I often go about with my head in the clouds because I am usually daydreaming as I gaze about the world around me. But this morning I really had my head in the clouds because I was wearing a new 1930s marabou headscarf that had just arrived the day before. It is very fluffy, and light blue, and made me literally think of fluffy clouds.

Then as I walked out into the glorious sunshine of a crisp winter’s day, the beauty of the blue sky – covered all over with feathery white clouds, stunned me! How perfectly perfect, I thought. Here I am in Melbourne’s Royal Botanic Gardens on my commute to work – the gardens as well as the sky make a lovely backdrop.

The scarf came from the aptly named shop A Flair for Drama on Etsy, and looks every better in real life than in photos. It is a delightful thing to wear (and very warm as well), and it’s just as pleasing to put a smile on other people’s faces too.

Life’s too short to wear a baseball cap! (Unless you’re going to the baseball.)

Photos: Today

Friday
Apr142017

Hat Roll-Call

This past year has been a very good year for finding vintage hats in op shops at bargain basement prices. And, I decided, Easter is an eggcellent time to parade some before you (sorry, that was irresistible). These summer hats coincidentally all feature bows.

First up is what I suspect is a 1930s navy and natural straw hat found on one lunchtime spree at a store near my workplace. It does not have a label on the inside, but I am estimating it to be from this era because of the shape and materials that are very similar to another straw 1930s hat I own. The lining of the brim was torn from the crown – easily fixed – and otherwise it is in very good condition and was a steal at $10. It looks very elegant on, and the other great thing is that it fits very tightly, so even a high wind was unable to whip it off my head.

The second hat is possibly from the 1980s. It is a huge cartwheel of natural store, and tied with a black jacquard taffeta bow at the back. The fabric has the distinctive moiré pattern of that formal fabric that was so popular in the Eighties. This does threaten to take flight on a windy day (a hat elastic fixed that), but it offers great shelter from our strong southern sun.
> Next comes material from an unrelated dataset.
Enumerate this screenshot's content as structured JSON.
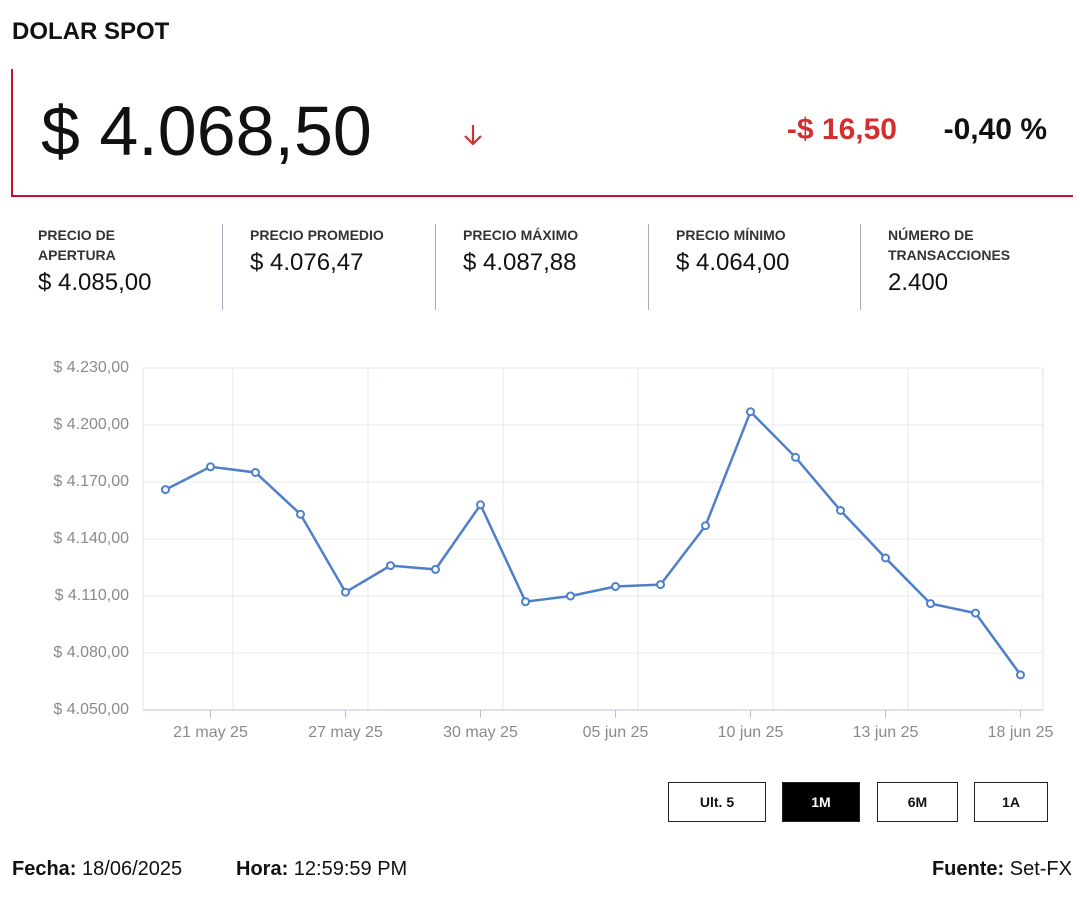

A $4 bargain from a little charity store.

Also from the 1980s is this black straw closely-fitting visored hat that I found at the same time as the Prada kepi, in a huge vintage warehouse in Geelong. The deep crown features a black grosgrain ribbon that forms a bow at the back. The visor provides great shelter, though not so at the back clearly. Perhaps I should be wearing it 80s style, with a giant white shirt with the collar turned up to protect my neck? This was another cheapie that cost only $4 (reduced from $8).

I do hope you are all having a very Good Friday!